3. Develop a simulation model: Create a mathematical or computational model that represents the target population and simulates the impact of the recommendations. This model should consider factors such as population size, geographical distribution, healthcare infrastructure, and the proposed interventions.

4. Input intervention parameters: Specify the parameters of the recommended interventions, such as the number of mobile health users, the coverage of telemedicine services, the number of community health workers, or the availability of transportation support.

5. Run simulations: Use the simulation model to simulate the impact of the interventions over a specified time period. This can involve running multiple scenarios with different intervention parameters to assess their effectiveness.

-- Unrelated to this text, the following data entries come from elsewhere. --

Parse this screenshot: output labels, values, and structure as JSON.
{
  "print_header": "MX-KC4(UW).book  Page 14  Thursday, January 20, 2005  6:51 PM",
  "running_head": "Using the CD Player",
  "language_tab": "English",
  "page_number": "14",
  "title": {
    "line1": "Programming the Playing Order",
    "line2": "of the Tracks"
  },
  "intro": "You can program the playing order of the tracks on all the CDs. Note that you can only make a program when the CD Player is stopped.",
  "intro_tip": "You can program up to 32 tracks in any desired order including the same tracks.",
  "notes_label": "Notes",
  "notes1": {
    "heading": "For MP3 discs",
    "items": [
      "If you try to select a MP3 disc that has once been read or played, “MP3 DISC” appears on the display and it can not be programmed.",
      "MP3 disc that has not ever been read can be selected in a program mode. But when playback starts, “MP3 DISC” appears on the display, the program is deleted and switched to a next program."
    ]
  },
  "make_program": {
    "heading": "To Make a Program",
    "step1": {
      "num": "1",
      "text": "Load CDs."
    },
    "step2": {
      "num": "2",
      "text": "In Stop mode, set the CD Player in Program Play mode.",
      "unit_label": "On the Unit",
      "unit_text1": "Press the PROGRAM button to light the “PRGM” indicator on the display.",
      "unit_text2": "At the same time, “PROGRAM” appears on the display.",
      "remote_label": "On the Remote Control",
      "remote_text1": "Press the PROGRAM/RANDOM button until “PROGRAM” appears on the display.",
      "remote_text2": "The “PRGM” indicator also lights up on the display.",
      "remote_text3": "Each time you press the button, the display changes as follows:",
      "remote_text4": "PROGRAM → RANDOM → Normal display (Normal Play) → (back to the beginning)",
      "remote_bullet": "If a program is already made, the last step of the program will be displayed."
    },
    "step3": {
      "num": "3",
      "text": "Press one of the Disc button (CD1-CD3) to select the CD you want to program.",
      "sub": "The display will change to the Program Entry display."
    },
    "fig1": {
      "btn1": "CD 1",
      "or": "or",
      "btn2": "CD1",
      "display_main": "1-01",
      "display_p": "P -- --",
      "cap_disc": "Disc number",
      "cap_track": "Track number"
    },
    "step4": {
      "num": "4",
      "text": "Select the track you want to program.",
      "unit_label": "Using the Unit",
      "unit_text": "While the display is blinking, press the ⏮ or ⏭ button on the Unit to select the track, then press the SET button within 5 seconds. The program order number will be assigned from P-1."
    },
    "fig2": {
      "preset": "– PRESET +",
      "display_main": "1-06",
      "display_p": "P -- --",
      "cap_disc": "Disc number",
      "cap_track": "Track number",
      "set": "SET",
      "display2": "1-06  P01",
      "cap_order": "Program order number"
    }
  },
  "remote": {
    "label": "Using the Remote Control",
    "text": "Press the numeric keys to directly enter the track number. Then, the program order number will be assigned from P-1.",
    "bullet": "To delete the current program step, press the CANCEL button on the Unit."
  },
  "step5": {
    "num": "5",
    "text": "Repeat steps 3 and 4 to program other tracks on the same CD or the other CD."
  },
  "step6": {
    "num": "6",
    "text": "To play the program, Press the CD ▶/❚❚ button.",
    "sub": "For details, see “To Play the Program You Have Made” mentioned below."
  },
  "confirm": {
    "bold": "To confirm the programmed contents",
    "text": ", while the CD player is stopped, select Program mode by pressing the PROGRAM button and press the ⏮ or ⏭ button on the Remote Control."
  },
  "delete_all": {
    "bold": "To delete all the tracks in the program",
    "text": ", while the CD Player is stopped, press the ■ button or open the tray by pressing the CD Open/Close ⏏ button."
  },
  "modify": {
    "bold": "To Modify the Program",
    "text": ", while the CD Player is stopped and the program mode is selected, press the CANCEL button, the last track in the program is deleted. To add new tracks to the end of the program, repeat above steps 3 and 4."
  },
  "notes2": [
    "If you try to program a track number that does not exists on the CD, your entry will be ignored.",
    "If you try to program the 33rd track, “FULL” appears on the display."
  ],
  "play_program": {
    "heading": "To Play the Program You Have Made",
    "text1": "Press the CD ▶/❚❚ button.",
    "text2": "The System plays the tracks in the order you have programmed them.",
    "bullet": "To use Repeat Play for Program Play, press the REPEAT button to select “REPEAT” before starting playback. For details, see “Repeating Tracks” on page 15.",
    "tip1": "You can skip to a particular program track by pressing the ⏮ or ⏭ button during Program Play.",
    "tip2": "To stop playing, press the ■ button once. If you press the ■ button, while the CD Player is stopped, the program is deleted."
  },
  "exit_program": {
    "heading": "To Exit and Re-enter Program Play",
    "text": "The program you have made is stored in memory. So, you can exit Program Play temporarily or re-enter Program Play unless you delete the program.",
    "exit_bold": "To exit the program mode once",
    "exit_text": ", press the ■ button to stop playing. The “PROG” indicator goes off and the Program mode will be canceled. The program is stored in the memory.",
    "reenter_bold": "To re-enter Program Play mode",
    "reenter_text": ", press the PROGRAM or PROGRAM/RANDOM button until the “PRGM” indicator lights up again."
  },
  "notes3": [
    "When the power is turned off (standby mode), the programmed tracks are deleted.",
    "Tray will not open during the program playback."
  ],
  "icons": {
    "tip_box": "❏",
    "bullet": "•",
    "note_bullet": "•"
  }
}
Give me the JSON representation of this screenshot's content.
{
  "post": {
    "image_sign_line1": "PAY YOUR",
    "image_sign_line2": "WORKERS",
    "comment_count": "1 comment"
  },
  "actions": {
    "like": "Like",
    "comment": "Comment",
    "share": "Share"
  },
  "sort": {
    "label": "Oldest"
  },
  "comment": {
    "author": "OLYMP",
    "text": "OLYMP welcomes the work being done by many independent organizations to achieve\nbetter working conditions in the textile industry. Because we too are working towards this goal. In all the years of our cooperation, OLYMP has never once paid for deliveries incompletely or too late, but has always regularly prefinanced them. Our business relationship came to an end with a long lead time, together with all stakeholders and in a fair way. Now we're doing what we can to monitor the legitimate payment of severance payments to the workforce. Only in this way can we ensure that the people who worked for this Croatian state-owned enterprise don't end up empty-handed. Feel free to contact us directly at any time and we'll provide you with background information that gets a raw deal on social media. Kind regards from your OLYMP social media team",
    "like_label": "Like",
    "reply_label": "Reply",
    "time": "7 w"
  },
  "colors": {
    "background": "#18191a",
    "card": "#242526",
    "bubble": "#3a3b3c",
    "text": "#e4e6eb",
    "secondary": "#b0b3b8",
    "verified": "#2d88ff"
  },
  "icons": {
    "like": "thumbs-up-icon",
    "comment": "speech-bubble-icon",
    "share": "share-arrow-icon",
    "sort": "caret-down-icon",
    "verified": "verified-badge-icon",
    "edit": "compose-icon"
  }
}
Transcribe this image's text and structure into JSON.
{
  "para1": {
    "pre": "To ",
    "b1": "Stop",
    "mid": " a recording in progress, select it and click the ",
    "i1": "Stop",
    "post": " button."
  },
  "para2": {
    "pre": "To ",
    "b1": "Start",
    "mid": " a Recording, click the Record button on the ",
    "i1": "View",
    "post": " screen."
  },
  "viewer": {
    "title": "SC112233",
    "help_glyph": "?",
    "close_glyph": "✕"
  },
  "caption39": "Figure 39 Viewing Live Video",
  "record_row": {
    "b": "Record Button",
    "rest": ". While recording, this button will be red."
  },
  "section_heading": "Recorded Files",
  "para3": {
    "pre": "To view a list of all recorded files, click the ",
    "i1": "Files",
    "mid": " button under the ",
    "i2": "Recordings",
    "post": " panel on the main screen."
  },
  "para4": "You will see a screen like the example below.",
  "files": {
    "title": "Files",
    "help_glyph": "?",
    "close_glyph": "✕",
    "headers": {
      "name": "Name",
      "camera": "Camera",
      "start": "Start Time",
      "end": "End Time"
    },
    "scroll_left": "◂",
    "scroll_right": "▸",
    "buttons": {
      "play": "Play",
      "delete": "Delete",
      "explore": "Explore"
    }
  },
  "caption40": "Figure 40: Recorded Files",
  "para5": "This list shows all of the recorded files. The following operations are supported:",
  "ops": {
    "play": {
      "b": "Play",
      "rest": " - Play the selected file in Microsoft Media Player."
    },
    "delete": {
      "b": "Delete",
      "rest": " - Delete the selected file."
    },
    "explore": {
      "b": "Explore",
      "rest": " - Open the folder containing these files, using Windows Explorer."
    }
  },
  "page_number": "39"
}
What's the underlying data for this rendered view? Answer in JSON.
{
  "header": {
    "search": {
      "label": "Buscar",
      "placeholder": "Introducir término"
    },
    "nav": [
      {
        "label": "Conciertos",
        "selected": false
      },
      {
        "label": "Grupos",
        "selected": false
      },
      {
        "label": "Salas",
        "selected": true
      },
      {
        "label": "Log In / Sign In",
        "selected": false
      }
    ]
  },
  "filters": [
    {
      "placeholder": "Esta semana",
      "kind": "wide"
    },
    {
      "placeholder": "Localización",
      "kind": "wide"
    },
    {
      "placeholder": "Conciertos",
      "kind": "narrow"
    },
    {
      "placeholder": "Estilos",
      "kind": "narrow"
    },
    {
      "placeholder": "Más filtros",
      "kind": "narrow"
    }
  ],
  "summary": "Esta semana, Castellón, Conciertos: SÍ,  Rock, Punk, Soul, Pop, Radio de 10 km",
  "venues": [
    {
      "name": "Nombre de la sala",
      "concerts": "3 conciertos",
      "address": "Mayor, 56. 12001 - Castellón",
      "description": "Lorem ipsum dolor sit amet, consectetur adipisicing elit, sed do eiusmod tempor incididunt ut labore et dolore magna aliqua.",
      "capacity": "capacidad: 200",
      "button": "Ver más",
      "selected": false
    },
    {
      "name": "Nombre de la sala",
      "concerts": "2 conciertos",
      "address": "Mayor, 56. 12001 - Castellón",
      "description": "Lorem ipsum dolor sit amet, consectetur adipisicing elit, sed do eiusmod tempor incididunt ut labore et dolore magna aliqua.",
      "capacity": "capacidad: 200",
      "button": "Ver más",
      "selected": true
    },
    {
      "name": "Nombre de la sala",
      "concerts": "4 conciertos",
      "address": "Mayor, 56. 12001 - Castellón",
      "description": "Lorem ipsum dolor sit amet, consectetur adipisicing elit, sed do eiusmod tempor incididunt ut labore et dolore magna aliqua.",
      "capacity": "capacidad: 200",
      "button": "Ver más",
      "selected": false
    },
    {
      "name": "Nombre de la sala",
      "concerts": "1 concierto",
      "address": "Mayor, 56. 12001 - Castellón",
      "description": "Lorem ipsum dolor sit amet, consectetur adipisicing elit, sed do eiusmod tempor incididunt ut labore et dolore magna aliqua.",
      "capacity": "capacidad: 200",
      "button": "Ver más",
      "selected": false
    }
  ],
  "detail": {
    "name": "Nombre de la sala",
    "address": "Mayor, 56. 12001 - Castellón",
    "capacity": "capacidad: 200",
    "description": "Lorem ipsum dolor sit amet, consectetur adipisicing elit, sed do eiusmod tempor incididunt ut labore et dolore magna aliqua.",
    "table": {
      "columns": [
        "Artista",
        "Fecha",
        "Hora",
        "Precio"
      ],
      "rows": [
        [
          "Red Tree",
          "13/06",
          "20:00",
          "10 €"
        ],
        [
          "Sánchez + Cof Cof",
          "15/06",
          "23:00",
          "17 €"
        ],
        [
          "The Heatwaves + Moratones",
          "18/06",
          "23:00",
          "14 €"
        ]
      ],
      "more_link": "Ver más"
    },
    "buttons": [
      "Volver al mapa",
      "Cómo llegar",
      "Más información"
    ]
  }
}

6. Analyze results: Analyze the simulation results to evaluate the impact of the interventions on improving access to maternal health. This can include metrics such as the number of pregnant women reached, reduction in travel time, increase in healthcare utilization, and improvement in health outcomes.

7. Refine and iterate: Based on the simulation results, refine the intervention parameters and run additional simulations to optimize the impact. This iterative process can help identify the most effective combination of interventions for improving access to maternal health.

By using this methodology, policymakers and healthcare providers can assess the potential impact of different innovations and make informed decisions on implementing interventions to improve access to maternal health.